Few authors engage with the here and now like Alison Gaylin. Her work often connects with current social and entertainment media, linking the zeitgeist to paranoia in her stand alone work, delivering a seventies Parallax View vibe to the domestic thriller. With this skill, she swings big and knocks it out of the park with We Are Watching.


She gives us a mother-daughter heroine team in Meg and Lily Russo. Meg is behind the wheel when she and her husband Justin are driving Lily to college. A car full of crazed skinheads swerves at them, sending the car off the road and into a wreck that kills Justin.

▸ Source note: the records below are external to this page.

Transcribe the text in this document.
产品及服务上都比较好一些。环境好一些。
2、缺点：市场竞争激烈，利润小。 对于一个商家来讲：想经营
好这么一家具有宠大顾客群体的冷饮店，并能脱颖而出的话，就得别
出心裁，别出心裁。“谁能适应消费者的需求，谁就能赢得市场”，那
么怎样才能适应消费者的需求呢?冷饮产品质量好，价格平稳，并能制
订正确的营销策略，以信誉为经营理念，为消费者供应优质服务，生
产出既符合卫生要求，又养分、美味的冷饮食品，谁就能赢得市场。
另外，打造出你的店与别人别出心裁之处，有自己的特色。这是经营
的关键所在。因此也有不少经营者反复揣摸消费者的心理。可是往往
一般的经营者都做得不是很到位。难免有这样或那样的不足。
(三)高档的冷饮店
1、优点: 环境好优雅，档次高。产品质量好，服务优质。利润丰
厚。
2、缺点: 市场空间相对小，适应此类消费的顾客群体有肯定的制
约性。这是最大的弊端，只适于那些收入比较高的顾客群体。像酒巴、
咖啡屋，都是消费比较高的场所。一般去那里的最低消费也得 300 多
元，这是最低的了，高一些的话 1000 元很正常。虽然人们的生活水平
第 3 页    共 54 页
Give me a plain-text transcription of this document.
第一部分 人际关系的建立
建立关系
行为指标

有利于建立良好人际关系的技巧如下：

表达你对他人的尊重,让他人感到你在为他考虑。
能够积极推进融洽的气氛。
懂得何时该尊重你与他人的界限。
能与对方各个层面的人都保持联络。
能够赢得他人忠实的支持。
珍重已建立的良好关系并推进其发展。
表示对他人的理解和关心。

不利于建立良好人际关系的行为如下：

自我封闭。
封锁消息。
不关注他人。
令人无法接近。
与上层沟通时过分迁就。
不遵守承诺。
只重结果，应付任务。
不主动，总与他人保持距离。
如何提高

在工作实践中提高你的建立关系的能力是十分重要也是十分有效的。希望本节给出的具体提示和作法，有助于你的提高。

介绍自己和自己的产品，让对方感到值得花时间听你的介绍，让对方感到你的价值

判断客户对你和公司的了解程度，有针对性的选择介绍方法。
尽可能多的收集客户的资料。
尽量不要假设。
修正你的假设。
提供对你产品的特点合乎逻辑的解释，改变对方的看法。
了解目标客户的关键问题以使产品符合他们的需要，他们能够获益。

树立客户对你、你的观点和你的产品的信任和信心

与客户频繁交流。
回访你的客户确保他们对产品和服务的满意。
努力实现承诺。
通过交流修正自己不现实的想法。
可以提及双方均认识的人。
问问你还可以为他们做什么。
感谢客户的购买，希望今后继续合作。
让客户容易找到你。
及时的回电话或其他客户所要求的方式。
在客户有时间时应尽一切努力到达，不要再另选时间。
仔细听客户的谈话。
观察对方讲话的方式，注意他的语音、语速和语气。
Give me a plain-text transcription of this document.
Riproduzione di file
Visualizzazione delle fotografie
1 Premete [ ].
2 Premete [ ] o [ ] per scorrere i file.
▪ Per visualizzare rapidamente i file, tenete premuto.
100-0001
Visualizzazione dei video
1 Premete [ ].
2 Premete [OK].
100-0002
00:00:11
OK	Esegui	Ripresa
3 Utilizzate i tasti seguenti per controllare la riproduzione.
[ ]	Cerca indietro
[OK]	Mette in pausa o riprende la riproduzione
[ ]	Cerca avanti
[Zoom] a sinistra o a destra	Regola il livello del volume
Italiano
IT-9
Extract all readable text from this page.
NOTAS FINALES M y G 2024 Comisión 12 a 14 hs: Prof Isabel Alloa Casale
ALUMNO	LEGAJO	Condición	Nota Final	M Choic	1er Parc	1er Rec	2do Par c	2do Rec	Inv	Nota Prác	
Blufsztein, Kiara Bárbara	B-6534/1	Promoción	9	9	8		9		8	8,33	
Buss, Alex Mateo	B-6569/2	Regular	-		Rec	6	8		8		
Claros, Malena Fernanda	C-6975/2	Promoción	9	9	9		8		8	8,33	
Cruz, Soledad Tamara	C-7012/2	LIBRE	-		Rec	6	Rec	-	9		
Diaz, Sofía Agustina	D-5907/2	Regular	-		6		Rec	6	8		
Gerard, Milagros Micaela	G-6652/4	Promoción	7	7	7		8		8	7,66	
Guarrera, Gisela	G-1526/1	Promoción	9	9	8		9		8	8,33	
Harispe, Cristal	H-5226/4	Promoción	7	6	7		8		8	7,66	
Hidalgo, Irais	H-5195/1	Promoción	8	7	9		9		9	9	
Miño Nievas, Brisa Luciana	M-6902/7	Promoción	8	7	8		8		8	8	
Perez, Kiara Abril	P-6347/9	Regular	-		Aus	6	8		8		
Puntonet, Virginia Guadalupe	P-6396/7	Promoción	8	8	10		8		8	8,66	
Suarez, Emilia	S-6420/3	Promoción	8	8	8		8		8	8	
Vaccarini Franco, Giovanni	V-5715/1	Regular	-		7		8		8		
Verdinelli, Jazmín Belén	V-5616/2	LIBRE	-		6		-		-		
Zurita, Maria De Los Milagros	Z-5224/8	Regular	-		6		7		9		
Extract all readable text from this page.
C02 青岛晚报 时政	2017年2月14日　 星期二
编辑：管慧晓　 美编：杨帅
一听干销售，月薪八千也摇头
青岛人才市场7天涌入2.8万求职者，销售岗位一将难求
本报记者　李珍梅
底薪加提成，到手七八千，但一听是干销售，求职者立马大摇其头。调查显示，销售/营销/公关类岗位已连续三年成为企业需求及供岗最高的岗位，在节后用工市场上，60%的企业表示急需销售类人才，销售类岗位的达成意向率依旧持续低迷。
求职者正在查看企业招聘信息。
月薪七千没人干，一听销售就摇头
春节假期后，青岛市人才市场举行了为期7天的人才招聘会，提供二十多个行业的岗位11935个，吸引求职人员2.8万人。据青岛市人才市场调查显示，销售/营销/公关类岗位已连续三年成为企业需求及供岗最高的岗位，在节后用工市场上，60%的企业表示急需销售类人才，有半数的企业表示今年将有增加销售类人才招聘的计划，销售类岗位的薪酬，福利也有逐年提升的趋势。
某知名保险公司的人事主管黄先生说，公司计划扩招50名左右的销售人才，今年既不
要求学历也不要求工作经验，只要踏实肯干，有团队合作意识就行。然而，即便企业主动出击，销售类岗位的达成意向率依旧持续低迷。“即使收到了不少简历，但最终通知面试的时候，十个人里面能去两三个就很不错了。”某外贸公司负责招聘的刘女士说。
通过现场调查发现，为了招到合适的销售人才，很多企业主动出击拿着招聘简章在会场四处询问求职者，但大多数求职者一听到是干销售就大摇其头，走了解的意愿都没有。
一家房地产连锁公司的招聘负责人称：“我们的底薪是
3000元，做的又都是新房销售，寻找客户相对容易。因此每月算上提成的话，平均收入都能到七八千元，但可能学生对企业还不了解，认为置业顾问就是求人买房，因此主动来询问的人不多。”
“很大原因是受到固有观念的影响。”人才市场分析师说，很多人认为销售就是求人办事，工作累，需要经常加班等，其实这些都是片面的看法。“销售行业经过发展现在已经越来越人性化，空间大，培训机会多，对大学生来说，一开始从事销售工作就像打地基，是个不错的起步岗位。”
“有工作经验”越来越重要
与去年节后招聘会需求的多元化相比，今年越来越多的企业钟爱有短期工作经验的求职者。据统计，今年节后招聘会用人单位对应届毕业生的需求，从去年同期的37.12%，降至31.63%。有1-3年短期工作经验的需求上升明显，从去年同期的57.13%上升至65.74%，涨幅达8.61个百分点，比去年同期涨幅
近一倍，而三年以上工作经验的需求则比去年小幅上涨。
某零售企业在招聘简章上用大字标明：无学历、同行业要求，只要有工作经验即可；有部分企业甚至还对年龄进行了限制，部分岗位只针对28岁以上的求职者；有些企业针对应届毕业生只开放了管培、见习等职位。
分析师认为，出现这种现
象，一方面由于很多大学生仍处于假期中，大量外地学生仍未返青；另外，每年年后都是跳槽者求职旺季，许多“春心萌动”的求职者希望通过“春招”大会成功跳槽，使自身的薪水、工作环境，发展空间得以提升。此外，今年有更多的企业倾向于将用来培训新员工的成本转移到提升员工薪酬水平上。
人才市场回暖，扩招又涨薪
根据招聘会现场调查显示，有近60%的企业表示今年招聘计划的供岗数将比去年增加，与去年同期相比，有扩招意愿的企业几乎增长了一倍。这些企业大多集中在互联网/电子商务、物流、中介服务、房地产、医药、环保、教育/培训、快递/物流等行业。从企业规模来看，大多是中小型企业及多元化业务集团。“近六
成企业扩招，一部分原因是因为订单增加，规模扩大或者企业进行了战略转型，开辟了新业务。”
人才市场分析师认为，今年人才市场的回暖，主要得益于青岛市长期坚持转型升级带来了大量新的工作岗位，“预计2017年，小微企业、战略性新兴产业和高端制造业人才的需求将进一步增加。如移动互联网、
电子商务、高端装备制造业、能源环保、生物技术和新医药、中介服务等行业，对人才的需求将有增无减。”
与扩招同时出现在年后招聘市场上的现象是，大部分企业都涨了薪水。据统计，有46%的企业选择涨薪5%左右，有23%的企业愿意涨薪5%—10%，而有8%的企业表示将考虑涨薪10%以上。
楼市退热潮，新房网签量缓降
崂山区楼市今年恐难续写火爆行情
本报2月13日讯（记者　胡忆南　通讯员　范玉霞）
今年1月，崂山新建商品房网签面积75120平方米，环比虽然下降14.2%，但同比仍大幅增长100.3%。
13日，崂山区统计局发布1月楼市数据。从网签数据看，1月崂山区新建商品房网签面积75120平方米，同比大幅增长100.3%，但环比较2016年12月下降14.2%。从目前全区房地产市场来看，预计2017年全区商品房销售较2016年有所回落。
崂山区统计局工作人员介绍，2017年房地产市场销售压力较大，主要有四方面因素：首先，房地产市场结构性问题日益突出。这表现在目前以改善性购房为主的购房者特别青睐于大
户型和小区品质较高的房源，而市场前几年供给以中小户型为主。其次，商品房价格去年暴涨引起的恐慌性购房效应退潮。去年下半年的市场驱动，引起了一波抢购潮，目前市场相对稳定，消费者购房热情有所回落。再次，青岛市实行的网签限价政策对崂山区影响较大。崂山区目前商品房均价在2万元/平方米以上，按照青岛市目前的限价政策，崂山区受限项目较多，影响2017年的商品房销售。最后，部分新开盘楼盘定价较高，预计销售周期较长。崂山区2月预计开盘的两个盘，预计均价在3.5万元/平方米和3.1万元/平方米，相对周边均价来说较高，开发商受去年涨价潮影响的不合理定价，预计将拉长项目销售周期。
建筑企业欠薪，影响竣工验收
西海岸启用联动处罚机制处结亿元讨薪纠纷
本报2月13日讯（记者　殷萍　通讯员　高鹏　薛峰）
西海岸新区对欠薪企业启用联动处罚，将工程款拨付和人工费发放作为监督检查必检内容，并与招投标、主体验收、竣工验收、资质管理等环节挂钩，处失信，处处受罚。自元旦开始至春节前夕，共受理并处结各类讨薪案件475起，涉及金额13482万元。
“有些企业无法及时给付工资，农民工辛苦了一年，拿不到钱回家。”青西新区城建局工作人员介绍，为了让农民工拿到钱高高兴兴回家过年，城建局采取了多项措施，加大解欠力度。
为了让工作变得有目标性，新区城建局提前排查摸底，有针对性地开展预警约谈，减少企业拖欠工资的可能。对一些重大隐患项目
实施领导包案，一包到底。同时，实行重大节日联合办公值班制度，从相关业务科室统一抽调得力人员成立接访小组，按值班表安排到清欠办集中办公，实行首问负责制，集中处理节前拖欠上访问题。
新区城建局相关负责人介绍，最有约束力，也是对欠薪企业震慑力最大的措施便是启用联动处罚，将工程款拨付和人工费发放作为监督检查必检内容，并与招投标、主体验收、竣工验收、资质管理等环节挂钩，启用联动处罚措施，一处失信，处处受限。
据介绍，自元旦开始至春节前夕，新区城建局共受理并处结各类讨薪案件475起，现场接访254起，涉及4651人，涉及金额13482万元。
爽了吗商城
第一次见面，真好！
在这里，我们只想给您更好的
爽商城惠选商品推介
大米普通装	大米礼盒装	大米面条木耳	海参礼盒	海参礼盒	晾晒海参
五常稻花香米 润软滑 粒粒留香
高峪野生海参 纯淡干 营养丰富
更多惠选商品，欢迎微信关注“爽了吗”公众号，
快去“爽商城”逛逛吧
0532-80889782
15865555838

We pick up up close to four months later, were the two throw themselves into their surroundings to get past the loss. Lily, uses school, where she gets involved with Carl, a too good to be true boyfriend. Meg reopens the bookstore she inherited from her father Nathan, who was in an almost famous prog rock band, for the holiday rush. A video pops up on the store's facebook page of Justin fuming behind the register as a woman croons a creepy sing-song tune. Meg finds the woman in the store, tearing books off the shelves, looking for a secret chamber. Soon after, Lily and Carl are harrassed by two pilce. Incidents in stalking and harassment increase in threat. It appears to be tied to an violent encounter Nathan had in his rock days and a YA fantasy Meg wrote as a kid, that a group believes predicts the end of times.


Gaylin explores how how conspiracy theories can thrive and expand in today's culture. She we know from the news like, "SWATting", and builds on those with a grounded imagination. She shows how can seep into even our institutions. The strong point of view of Meg, Lily, and even Nathan keep it personal and serve an emotional link to the reader, so we're never overwhelmed by the thematics. Her characters are so much of her own design, that you feel they may be based on somebody in our recent history or current culture, but you can never place them. The result is a political thriller style injected into a domestic one.


Alison Gaylin deftly fuses genre with with a true concern for the paranoia that a subculture nurtured by subcultures. It is a mystery where everyone around you could be a culprit. We Are Watching reflects our world, placing it in a dark and suspenseful microcosm.